Calcium Entry, Calcium Redistribution, and Exocytosis

A bstract : At a given cytosolic domain of a chromaffin cell, the rate and amplitude of the Ca 2+ concentration, [Ca 2+ ] c , depend on at least three efficient regulatory mechanisms: (1) the plasmalemmal Ca 2+ channels; (2) the endoplasmic reticulum (ER); and (3) the mitochondria. High‐voltage activated Ca 2+ channels of the L, N, P/Q, and R subtypes are expressed with different densities in various mammalian species; they are regulated by G proteins coupled to purinergic and opiate receptors, as well as by voltage and the local changes of [Ca 2+ ] c . Targeted aequorin and confocal microscopy show that Ca 2+ entry through Ca 2+ channels can refill the ER to near millimolar concentrations and causes the release of ER Ca 2+ (CICR).
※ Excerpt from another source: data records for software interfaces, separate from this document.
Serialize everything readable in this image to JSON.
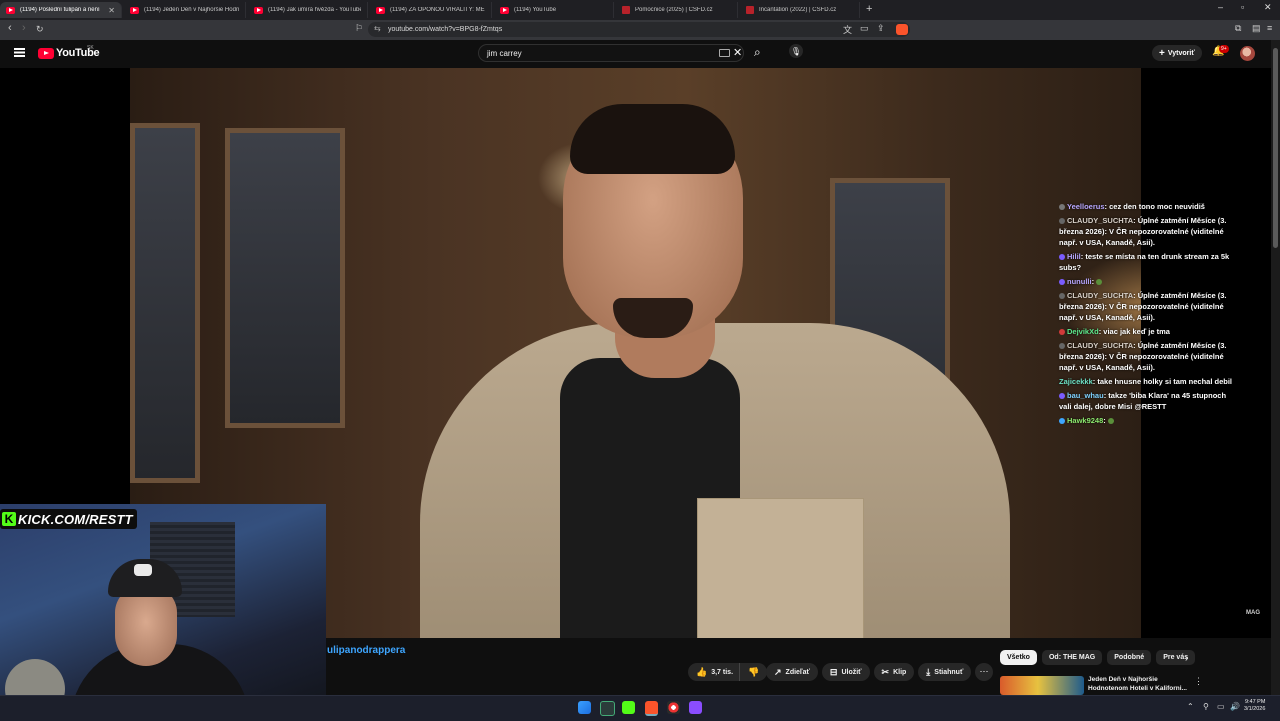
{
  "browser": {
    "tabs": [
      {
        "label": "(1194) Poslední tulipán a není",
        "icon": "youtube-icon",
        "active": true
      },
      {
        "label": "(1194) Jeden Deň v Najhoršie Hodno",
        "icon": "youtube-icon",
        "active": false
      },
      {
        "label": "(1194) Jak umírá hvězda - YouTube",
        "icon": "youtube-icon",
        "active": false
      },
      {
        "label": "(1194) ZA OPONOU VIRALITY: MEL",
        "icon": "youtube-icon",
        "active": false
      },
      {
        "label": "(1194) YouTube",
        "icon": "youtube-icon",
        "active": false
      },
      {
        "label": "Pomocnice (2025) | ČSFD.cz",
        "icon": "csfd-icon",
        "active": false
      },
      {
        "label": "Incantation (2022) | ČSFD.cz",
        "icon": "csfd-icon",
        "active": false
      }
    ],
    "url": "youtube.com/watch?v=BPG8-fZmtqs"
  },
  "youtube": {
    "logo_text": "YouTube",
    "country_code": "SK",
    "search_value": "jim carrey",
    "create_label": "Vytvoriť",
    "notification_badge": "9+"
  },
  "stream": {
    "kick_label": "KICK.COM/RESTT",
    "video_watermark": "MAG"
  },
  "chat": [
    {
      "user": "Yeelloerus",
      "text": "cez den tono moc neuvidiš",
      "user_color": "#b8a7ff",
      "badge": "#777777"
    },
    {
      "user": "CLAUDY_SUCHTA",
      "text": "Úplné zatmění Měsíce (3. března 2026): V ČR nepozorovatelné (viditelné např. v USA, Kanadě, Asii).",
      "user_color": "#d8d0c8",
      "badge": "#666666"
    },
    {
      "user": "Hilil",
      "text": "teste se místa na ten drunk stream za 5k subs?",
      "user_color": "#b8a7ff",
      "badge": "#7a5cff"
    },
    {
      "user": "nunulli",
      "text": "",
      "user_color": "#b8a7ff",
      "badge": "#7a5cff"
    },
    {
      "user": "CLAUDY_SUCHTA",
      "text": "Úplné zatmění Měsíce (3. března 2026): V ČR nepozorovatelné (viditelné např. v USA, Kanadě, Asii).",
      "user_color": "#d8d0c8",
      "badge": "#666666"
    },
    {
      "user": "DejvikXd",
      "text": "viac jak keď je tma",
      "user_color": "#5de88c",
      "badge": "#d23a3a"
    },
    {
      "user": "CLAUDY_SUCHTA",
      "text": "Úplné zatmění Měsíce (3. března 2026): V ČR nepozorovatelné (viditelné např. v USA, Kanadě, Asii).",
      "user_color": "#d8d0c8",
      "badge": "#666666"
    },
    {
      "user": "Zajicekkk",
      "text": "take hnusne holky si tam nechal debil",
      "user_color": "#6de0c5",
      "badge": ""
    },
    {
      "user": "bau_whau",
      "text": "takze 'biba Klara' na 45 stupnoch vali dalej, dobre Misi @RESTT",
      "user_color": "#7fd2ff",
      "badge": "#7a5cff"
    },
    {
      "user": "Hawk9248",
      "text": "",
      "user_color": "#8be86d",
      "badge": "#3ea6ff"
    }
  ],
  "video": {
    "channel_title": "ulipanodrappera",
    "likes_label": "3,7 tis.",
    "share_label": "Zdieľať",
    "save_label": "Uložiť",
    "clip_label": "Klip",
    "download_label": "Stiahnuť"
  },
  "chips": [
    "Všetko",
    "Od: THE MAG",
    "Podobné",
    "Pre vás"
  ],
  "recommendation": {
    "title": "Jeden Deň v Najhoršie Hodnotenom Hoteli v Kaliforni..."
  },
  "taskbar": {
    "time": "9:47 PM",
    "date": "3/1/2026"
  },
  "colors": {
    "accent_red": "#ff0033",
    "link_blue": "#3ea6ff",
    "kick_green": "#53fc18",
    "bg": "#0f0f0f"
  }
}
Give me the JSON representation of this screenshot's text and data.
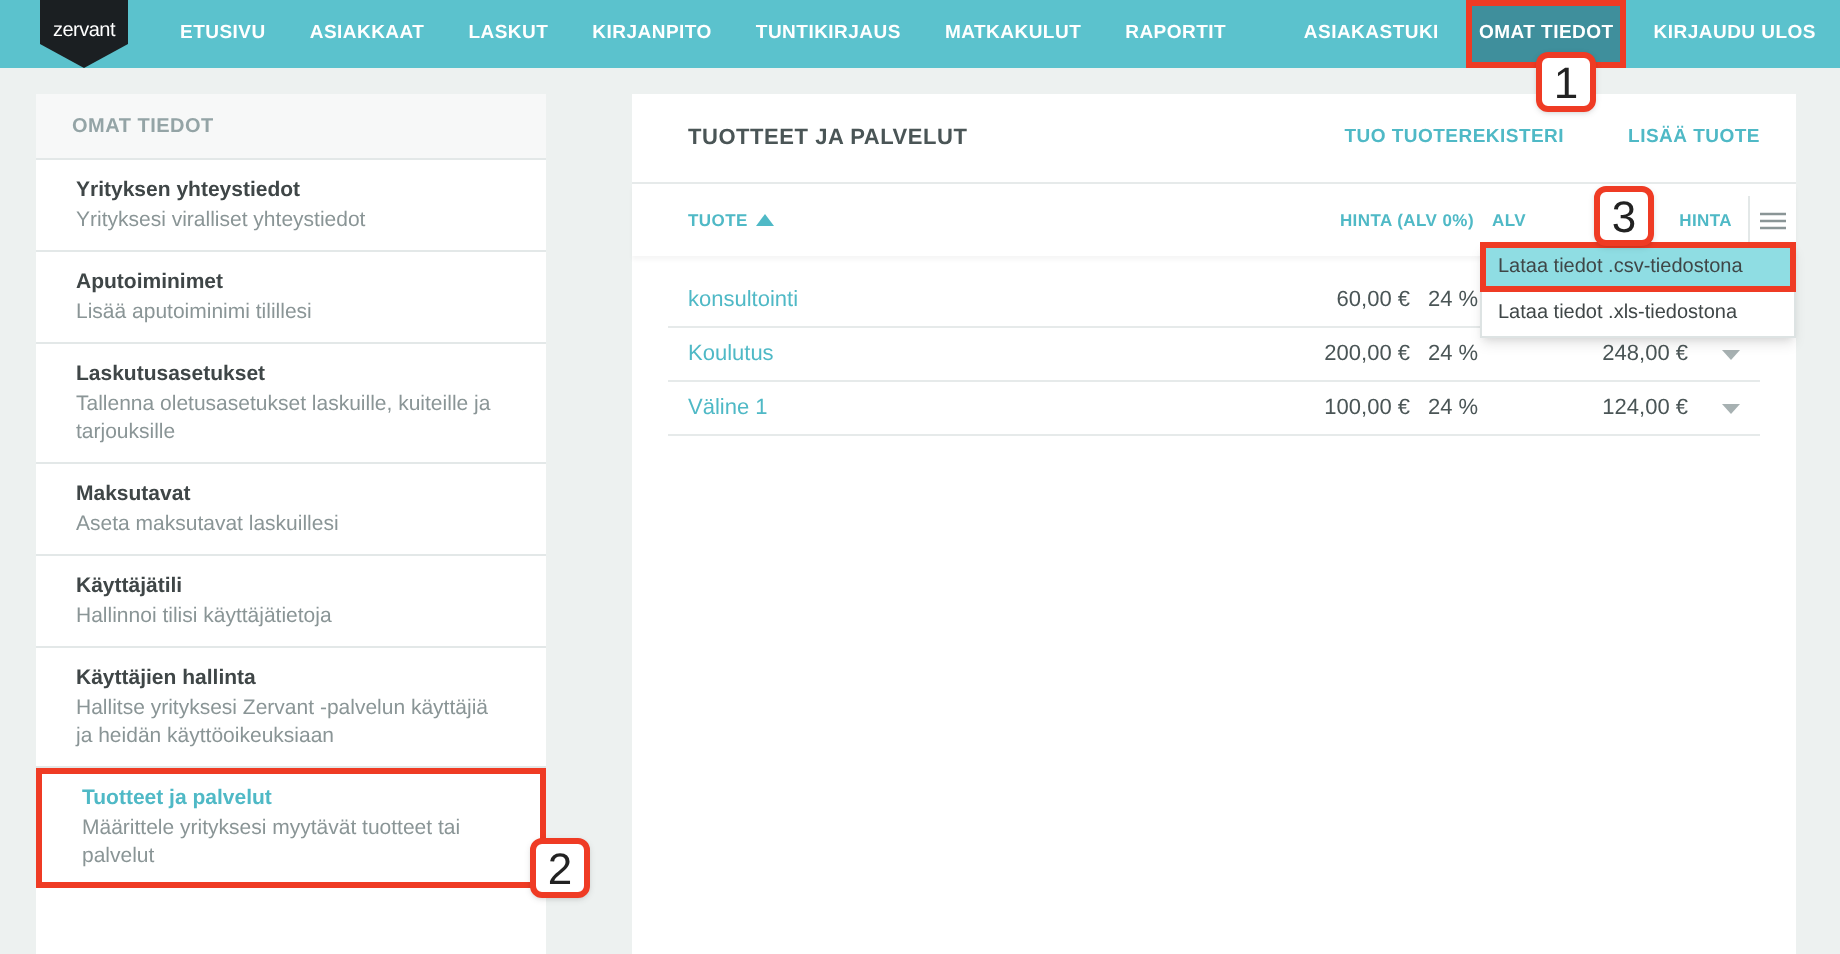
{
  "logo": {
    "text": "zervant"
  },
  "nav": {
    "items": [
      {
        "label": "ETUSIVU",
        "selected": false
      },
      {
        "label": "ASIAKKAAT",
        "selected": false
      },
      {
        "label": "LASKUT",
        "selected": false
      },
      {
        "label": "KIRJANPITO",
        "selected": false
      },
      {
        "label": "TUNTIKIRJAUS",
        "selected": false
      },
      {
        "label": "MATKAKULUT",
        "selected": false
      },
      {
        "label": "RAPORTIT",
        "selected": false
      }
    ],
    "right_items": [
      {
        "label": "ASIAKASTUKI",
        "selected": false
      },
      {
        "label": "OMAT TIEDOT",
        "selected": true,
        "callout": "1"
      },
      {
        "label": "KIRJAUDU ULOS",
        "selected": false
      }
    ]
  },
  "sidebar": {
    "title": "OMAT TIEDOT",
    "items": [
      {
        "title": "Yrityksen yhteystiedot",
        "description": "Yrityksesi viralliset yhteystiedot",
        "selected": false
      },
      {
        "title": "Aputoiminimet",
        "description": "Lisää aputoiminimi tilillesi",
        "selected": false
      },
      {
        "title": "Laskutusasetukset",
        "description": "Tallenna oletusasetukset laskuille, kuiteille ja tarjouksille",
        "selected": false
      },
      {
        "title": "Maksutavat",
        "description": "Aseta maksutavat laskuillesi",
        "selected": false
      },
      {
        "title": "Käyttäjätili",
        "description": "Hallinnoi tilisi käyttäjätietoja",
        "selected": false
      },
      {
        "title": "Käyttäjien hallinta",
        "description": "Hallitse yrityksesi Zervant -palvelun käyttäjiä ja heidän käyttöoikeuksiaan",
        "selected": false
      },
      {
        "title": "Tuotteet ja palvelut",
        "description": "Määrittele yrityksesi myytävät tuotteet tai palvelut",
        "selected": true,
        "callout": "2"
      }
    ]
  },
  "main": {
    "title": "TUOTTEET JA PALVELUT",
    "actions": [
      "TUO TUOTEREKISTERI",
      "LISÄÄ TUOTE"
    ],
    "table": {
      "columns": [
        "TUOTE",
        "HINTA (ALV 0%)",
        "ALV",
        "HINTA"
      ],
      "rows": [
        {
          "name": "konsultointi",
          "price": "60,00 €",
          "vat": "24 %"
        },
        {
          "name": "Koulutus",
          "price": "200,00 €",
          "vat": "24 %",
          "total": "248,00 €"
        },
        {
          "name": "Väline 1",
          "price": "100,00 €",
          "vat": "24 %",
          "total": "124,00 €"
        }
      ]
    },
    "menu": {
      "callout": "3",
      "items": [
        {
          "label": "Lataa tiedot .csv-tiedostona",
          "selected": true
        },
        {
          "label": "Lataa tiedot .xls-tiedostona",
          "selected": false
        }
      ]
    }
  }
}
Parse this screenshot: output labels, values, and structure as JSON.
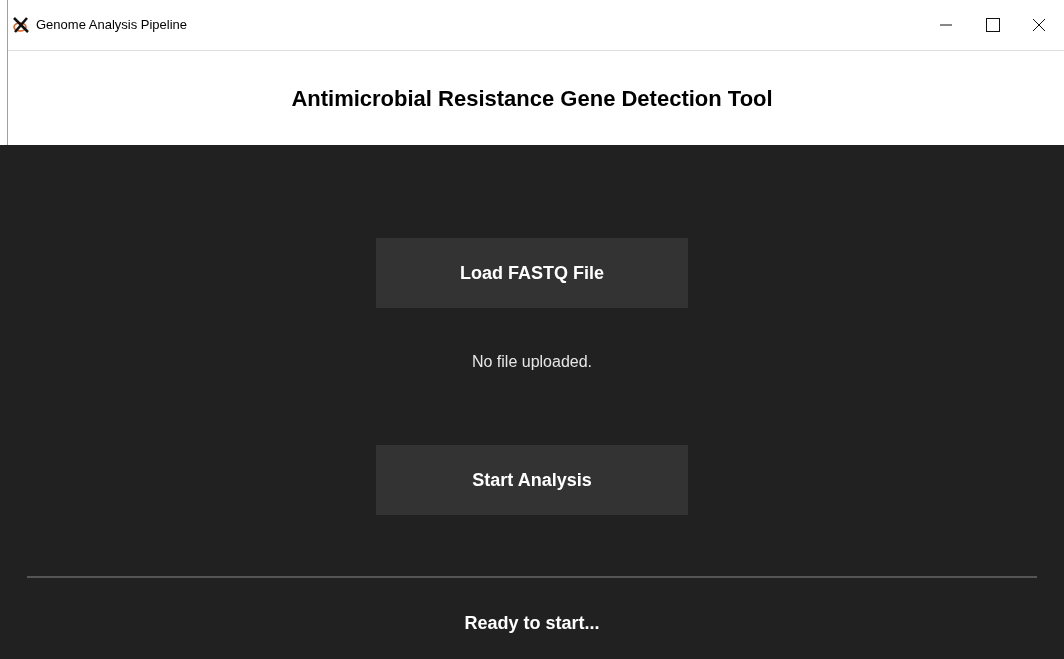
{
  "window": {
    "title": "Genome Analysis Pipeline"
  },
  "header": {
    "title": "Antimicrobial Resistance Gene Detection Tool"
  },
  "buttons": [
    {
      "label": "Load FASTQ File"
    },
    {
      "label": "Start Analysis"
    }
  ],
  "file_label": "No file uploaded.",
  "status_bar": "Ready to start..."
}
We have also seen that, depending on its degree of filling, the ER may act as a sink or source of Ca 2+ that modulates the release of catecholamine. Targeted aequorins with different Ca 2+ affinities show that mitochondria undergo surprisingly rapid millimolar Ca 2+ transients ([Ca 2+ ] M ) upon stimulation of chromaffin cells with ACh, high K + , or caffeine. Physiological stimuli generate [Ca 2+ ] c microdomains at these functional complexes in which the local subplasmalemmal [Ca 2+ ] c rises abruptly from 0.1 μM to about 50 μM. This triggers CICR, mitochondrial Ca 2+ uptake, and exocytosis in nearby secretory active sites. That this is true is shown by the observation that protonophores abolish mitochondrial Ca 2+ uptake and drastically increase catecholamine release by 3‐ to 5‐fold. This increase is likely due to acceleration of vesicle transport from a reserve pool to a ready‐release vesicle pool; such transport might be controlled by Ca 2+ redistribution to the cytoskeleton, through CICR and/or mitochondrial Ca 2+ release.